SWISS generated total income from operating activities of CHF 1,227 million in the fourth quarter of 2016, a 5% increase on the CHF 1,169 million of the prior-year period. Fourth-quarter EBIT was raised 56%, from the CHF 52 million of 2015 to CHF 82 million.
“All in all, SWISS can look back on a very successful 2016,” says CEO Thomas Klühr. “We are in sound financial health, and we will continue to invest in our premium air travel product, for the benefit of our customers.”
Investments of over CHF 15 million in a new premium ground product
SWISS will be creating a new First Class Lounge on the Check-In 1 concourse at Zurich Airport between now and the end of 2017. In addition to providing its own security checkpoint and a short dedicated walk to the associated limousine transport, the new 650-square-metre facility will offer an à la carte restaurant, front cooking, a staffed bar boasting over 100 different grappas and an area equipped with lounge niches, workstations and showers.
SWISS will also be refurbishing its existing Business Class and Senator Lounges in Zurich’s Terminal A to align their facilities even more closely to the latest customer wishes and needs. The work here is scheduled for completion in the first quarter of 2018. “Our new premium product on the ground will offer our customers genuinely new levels of air travel comfort and convenience,” says Thomas Klühr. The investments here will total over CHF 15 million.

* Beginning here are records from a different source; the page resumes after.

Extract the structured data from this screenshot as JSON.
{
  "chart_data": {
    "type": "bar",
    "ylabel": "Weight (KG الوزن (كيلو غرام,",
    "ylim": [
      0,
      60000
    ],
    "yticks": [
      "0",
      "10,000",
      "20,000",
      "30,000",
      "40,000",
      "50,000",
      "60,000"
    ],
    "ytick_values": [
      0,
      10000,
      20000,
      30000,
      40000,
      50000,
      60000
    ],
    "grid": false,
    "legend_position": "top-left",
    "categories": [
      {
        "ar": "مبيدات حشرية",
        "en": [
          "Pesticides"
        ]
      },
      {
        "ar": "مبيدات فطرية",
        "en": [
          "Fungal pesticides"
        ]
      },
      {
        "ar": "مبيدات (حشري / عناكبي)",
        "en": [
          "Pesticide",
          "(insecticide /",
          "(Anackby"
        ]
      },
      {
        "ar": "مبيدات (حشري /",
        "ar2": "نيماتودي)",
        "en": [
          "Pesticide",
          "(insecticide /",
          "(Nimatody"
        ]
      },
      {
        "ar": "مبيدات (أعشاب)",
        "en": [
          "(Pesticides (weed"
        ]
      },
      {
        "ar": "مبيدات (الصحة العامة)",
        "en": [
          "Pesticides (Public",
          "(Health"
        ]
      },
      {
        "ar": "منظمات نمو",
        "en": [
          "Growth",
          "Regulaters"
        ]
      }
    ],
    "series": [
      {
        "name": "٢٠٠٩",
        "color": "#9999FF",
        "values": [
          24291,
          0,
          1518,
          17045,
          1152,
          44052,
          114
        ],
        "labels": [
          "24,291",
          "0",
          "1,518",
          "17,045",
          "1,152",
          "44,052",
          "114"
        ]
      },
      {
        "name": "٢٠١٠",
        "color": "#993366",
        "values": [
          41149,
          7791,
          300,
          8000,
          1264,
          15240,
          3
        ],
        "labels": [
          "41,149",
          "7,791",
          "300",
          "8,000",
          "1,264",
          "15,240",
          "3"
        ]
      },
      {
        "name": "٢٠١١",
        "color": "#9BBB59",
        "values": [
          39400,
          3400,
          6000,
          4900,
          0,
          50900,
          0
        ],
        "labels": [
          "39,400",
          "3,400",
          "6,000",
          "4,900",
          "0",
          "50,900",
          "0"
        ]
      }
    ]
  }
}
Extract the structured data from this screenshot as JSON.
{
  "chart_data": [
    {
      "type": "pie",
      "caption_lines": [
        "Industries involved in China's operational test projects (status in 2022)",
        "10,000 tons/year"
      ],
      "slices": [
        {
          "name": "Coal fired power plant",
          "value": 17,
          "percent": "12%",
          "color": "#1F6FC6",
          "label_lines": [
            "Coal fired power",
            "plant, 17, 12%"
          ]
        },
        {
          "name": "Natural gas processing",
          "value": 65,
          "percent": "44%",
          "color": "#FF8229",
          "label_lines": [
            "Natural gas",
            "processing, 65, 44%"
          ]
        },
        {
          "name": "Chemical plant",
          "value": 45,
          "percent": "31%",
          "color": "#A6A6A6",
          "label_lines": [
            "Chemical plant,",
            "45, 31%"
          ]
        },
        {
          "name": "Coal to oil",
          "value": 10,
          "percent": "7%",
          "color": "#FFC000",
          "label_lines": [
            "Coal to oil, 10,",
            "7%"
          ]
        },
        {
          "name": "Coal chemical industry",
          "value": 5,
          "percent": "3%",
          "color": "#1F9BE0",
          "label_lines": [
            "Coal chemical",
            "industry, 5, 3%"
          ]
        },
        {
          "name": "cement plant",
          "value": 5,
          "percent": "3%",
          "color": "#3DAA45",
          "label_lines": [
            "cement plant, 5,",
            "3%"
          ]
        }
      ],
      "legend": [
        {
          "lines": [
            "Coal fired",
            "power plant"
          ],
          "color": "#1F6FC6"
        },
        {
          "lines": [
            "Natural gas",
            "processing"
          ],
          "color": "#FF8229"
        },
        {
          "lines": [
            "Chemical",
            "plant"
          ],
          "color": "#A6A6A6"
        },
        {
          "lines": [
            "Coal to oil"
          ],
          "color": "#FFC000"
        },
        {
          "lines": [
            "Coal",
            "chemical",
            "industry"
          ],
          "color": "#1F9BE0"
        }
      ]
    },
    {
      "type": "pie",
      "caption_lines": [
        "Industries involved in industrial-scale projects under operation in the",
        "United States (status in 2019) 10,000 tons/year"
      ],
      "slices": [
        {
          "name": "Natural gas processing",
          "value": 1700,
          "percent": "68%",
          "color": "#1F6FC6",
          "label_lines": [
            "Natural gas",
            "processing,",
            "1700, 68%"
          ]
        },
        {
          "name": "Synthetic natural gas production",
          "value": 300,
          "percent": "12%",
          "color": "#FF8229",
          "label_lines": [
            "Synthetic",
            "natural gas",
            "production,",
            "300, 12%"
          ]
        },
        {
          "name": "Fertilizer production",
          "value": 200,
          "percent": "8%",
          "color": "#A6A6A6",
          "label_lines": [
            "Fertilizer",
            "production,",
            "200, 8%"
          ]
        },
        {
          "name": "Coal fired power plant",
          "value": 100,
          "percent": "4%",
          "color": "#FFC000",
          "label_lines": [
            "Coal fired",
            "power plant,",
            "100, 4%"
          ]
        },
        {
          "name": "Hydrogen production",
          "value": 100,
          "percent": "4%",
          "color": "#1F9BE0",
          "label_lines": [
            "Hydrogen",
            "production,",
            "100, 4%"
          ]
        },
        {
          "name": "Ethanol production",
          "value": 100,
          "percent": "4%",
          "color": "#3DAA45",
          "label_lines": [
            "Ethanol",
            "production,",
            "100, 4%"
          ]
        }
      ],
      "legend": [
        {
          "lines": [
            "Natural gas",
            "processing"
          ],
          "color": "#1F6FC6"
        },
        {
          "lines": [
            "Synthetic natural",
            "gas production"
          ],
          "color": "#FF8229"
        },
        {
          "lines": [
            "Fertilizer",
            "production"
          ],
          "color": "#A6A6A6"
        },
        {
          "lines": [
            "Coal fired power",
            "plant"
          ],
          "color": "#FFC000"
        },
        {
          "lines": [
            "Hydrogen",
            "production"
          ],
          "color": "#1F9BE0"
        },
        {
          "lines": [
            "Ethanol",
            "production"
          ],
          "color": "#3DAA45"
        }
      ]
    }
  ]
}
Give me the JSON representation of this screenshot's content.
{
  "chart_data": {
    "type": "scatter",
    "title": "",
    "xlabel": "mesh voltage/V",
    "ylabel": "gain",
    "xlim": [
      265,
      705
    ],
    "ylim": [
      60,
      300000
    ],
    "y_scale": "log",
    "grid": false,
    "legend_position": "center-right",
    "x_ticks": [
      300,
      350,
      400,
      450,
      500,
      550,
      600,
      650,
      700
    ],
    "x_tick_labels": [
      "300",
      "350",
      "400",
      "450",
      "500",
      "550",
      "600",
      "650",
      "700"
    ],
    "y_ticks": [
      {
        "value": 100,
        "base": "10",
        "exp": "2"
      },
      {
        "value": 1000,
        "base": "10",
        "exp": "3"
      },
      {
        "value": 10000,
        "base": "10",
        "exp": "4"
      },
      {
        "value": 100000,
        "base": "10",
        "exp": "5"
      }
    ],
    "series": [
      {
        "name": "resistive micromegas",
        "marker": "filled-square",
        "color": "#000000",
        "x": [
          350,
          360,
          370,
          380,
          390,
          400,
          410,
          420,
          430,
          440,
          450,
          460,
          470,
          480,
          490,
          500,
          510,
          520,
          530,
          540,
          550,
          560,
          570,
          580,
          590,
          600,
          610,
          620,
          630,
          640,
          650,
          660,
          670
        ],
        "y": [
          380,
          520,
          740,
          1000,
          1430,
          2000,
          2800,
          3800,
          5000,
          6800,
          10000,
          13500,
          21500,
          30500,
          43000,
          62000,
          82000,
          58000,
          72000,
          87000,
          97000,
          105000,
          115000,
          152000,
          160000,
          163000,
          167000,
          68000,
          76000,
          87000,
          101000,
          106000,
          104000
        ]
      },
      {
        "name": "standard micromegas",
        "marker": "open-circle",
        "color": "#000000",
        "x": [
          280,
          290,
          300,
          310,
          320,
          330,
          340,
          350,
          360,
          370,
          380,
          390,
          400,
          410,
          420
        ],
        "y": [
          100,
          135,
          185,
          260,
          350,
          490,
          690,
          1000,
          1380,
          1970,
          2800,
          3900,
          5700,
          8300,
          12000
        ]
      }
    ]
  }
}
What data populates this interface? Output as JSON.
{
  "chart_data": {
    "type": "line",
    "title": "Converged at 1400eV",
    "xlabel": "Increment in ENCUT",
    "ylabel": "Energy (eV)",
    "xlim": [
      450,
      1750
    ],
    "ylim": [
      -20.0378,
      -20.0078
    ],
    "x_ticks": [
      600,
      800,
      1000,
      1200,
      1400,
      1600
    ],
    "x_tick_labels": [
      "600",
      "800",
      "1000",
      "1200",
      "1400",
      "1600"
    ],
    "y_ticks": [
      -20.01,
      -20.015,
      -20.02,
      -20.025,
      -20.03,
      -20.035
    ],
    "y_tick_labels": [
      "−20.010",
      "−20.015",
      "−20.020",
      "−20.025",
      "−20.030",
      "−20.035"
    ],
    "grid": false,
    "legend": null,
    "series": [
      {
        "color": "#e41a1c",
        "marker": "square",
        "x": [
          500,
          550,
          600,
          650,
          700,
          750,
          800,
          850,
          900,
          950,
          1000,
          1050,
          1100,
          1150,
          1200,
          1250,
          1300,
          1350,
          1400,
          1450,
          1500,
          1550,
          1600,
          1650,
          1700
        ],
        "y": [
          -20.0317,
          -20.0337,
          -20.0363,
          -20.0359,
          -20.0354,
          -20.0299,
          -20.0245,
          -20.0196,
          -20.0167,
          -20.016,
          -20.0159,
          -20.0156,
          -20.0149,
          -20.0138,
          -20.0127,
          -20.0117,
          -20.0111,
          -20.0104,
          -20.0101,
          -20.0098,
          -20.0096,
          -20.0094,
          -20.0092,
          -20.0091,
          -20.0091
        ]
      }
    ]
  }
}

Inflight connectivity for the medium- and short-haul fleets, too
SWISS will also be further investing in its premium air travel product aloft. A programme to extend inflight connectivity to the medium- and short-haul aircraft fleets will begin in 2018. The company is also investing some CHF 100 million in refurbishing its five remaining Airbus A340s. And it is converting its final five Bombardier C Series aircraft orders from the CS100 to the larger CS300, to produce a C Series fleet consisting of ten CS100s and twenty CS300s. New aircraft deliveries will reduce the average age of the SWISS fleet from 12.5 years to 8.5 years by the end of 2018. “So by the end of next year,” Thomas Klühr concludes, “we will have one of Europe’s most advanced and efficient aircraft fleets.”
SWISS is soundly financed and well positioned as a premium carrier to continue its success in the fiercely competitive air transport market. Its increased capacities, its efficient aircraft and its substantial product investments will all play their part here. The company will also be creating over 550 new jobs by the end of next year. In view of the challenging competitive environment, the strength of the Swiss franc, the present geopolitical uncertainties and the recent tangible increase in the price of oil, SWISS expects to post an EBIT result for 2017 that is slightly below its 2016 level.